Computation of Lifetime ECL

Once you develop and validate a lifetime PD model, you can use it for lifetime ECL analysis. The Expected Credit Loss Computation example demonstrates the basic workflow for computing ECL.

The Expected Credit Loss Computation example shows how to visualize the lifetime PD predictions, for different macro scenarios.

Plot of lifetime PD by scenario

The Expected Credit Loss Computation example also shows how to compute the ECL per scenario and how to compute the final lifetime ECL for a given loan.

ECL per scenario

For more information on preparing the data for prediction (including joining loan data projections and macro forecasts) and the additional parameters and computations necessary for the estimation of the lifetime ECL, see Expected Credit Loss Computation and portfolioECL.

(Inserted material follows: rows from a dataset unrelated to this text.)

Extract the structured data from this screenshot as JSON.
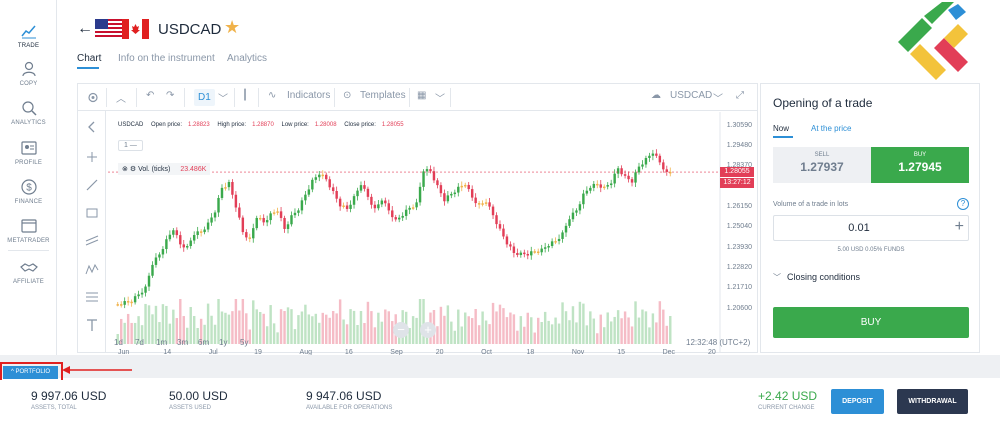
{
  "sidebar": {
    "items": [
      {
        "label": "TRADE",
        "icon": "trade-chart-icon"
      },
      {
        "label": "COPY",
        "icon": "copy-users-icon"
      },
      {
        "label": "ANALYTICS",
        "icon": "analytics-icon"
      },
      {
        "label": "PROFILE",
        "icon": "profile-card-icon"
      },
      {
        "label": "FINANCE",
        "icon": "dollar-coin-icon"
      },
      {
        "label": "METATRADER",
        "icon": "metatrader-window-icon"
      },
      {
        "label": "AFFILIATE",
        "icon": "handshake-icon"
      }
    ]
  },
  "header": {
    "title": "USDCAD",
    "tabs": [
      "Chart",
      "Info on the instrument",
      "Analytics"
    ]
  },
  "toolbar": {
    "timeframe": "D1",
    "indicators": "Indicators",
    "templates": "Templates",
    "symbol": "USDCAD"
  },
  "chart_info": {
    "symbol": "USDCAD",
    "open_label": "Open price:",
    "open": "1.28823",
    "high_label": "High price:",
    "high": "1.28870",
    "low_label": "Low price:",
    "low": "1.28008",
    "close_label": "Close price:",
    "close": "1.28055",
    "series_badge": "1 —",
    "volume_label": "Vol. (ticks)",
    "volume_value": "23.486K",
    "price_tag": "1.28055",
    "countdown_tag": "13:27:12",
    "ranges": [
      "1d",
      "7d",
      "1m",
      "3m",
      "6m",
      "1y",
      "5y"
    ],
    "time_readout": "12:32:48 (UTC+2)"
  },
  "chart_data": {
    "type": "candlestick",
    "symbol": "USDCAD",
    "timeframe": "D1",
    "y_ticks": [
      "1.30590",
      "1.29480",
      "1.28370",
      "1.27260",
      "1.26150",
      "1.25040",
      "1.23930",
      "1.22820",
      "1.21710",
      "1.20600"
    ],
    "x_ticks": [
      "Jun",
      "14",
      "Jul",
      "19",
      "Aug",
      "16",
      "Sep",
      "20",
      "Oct",
      "18",
      "Nov",
      "15",
      "Dec",
      "20"
    ],
    "ylim": [
      1.2015,
      1.31
    ],
    "last_price": 1.28055,
    "close_path": [
      1.2085,
      1.2102,
      1.2095,
      1.2138,
      1.2181,
      1.2299,
      1.2356,
      1.2439,
      1.2488,
      1.2411,
      1.2402,
      1.2462,
      1.2478,
      1.253,
      1.2585,
      1.2719,
      1.2751,
      1.2612,
      1.2478,
      1.2444,
      1.2555,
      1.2531,
      1.258,
      1.2591,
      1.2495,
      1.257,
      1.2596,
      1.2682,
      1.2763,
      1.2791,
      1.2766,
      1.2702,
      1.2618,
      1.2604,
      1.2674,
      1.2734,
      1.267,
      1.2608,
      1.265,
      1.2596,
      1.2547,
      1.2566,
      1.261,
      1.264,
      1.2809,
      1.281,
      1.2734,
      1.2646,
      1.2686,
      1.2725,
      1.2735,
      1.2666,
      1.263,
      1.264,
      1.257,
      1.2497,
      1.2411,
      1.2364,
      1.2366,
      1.2351,
      1.2372,
      1.2388,
      1.2402,
      1.2429,
      1.2476,
      1.2548,
      1.2596,
      1.2688,
      1.2719,
      1.2738,
      1.2726,
      1.2743,
      1.2826,
      1.2785,
      1.2748,
      1.2835,
      1.2882,
      1.2906,
      1.2858,
      1.2806
    ],
    "volume_present": true
  },
  "trade_panel": {
    "title": "Opening of a trade",
    "tab_now": "Now",
    "tab_at_price": "At the price",
    "sell_label": "SELL",
    "sell_price": "1.27937",
    "buy_label": "BUY",
    "buy_price": "1.27945",
    "volume_label": "Volume of a trade in lots",
    "lots": "0.01",
    "funds_line": "5.00 USD  0.05% FUNDS",
    "closing_conditions": "Closing conditions",
    "buy_button": "BUY"
  },
  "portfolio_label": "PORTFOLIO",
  "footer": {
    "assets_total": "9 997.06 USD",
    "assets_total_label": "ASSETS, TOTAL",
    "assets_used": "50.00 USD",
    "assets_used_label": "ASSETS USED",
    "available": "9 947.06 USD",
    "available_label": "AVAILABLE FOR OPERATIONS",
    "current_change": "+2.42 USD",
    "current_change_label": "CURRENT CHANGE",
    "deposit": "DEPOSIT",
    "withdrawal": "WITHDRAWAL"
  },
  "colors": {
    "accent": "#2d8fd6",
    "bull": "#3aa94c",
    "bear": "#e23e57",
    "doji": "#f0b24a",
    "dark_button": "#2c3850"
  }
}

Lifetime Credit Analysis Compared to Stress Testing

You can also use the lifetime PD models for stress testing analysis. However, lifetime credit analysis and stress testing have several differences that the following table summarizes.

Stress Testing	Lifetime Credit Analysis
Focus on negative, pessimistic scenarios	Must consider a range of scenarios, including pessimistic, neutral, and optimistic ones
Models are often biased, calibrated to produce more conservative results	Models are expected to be unbiased
Spans a few quarters ahead	Can span many years ahead
Macroeconomic forecasts for stress testing go a few quarters into the future	Macro scenarios reach far into the future and are typically expected to revert to some baseline level after a few quarters

The types of models used for both of these analyses are very similar. You can use lifetime PD models for stress testing analysis with some additional considerations to account for the differences listed in the previous table.

References

[1] Baesens, Bart, Daniel Roesch, and Harald Scheule. Credit Risk Analytics: Measurement Techniques, Applications, and Examples in SAS. Wiley, 2016.

[2] Bellini, Tiziano. IFRS 9 and CECL Credit Risk Modelling and Validation: A Practical Guide with Examples Worked in R and SAS. San Diego, CA: Elsevier, 2019.

[3] Breeden, Joseph. Living with CECL: The Modeling Dictionary. Santa Fe, NM: Prescient Models LLC, 2018.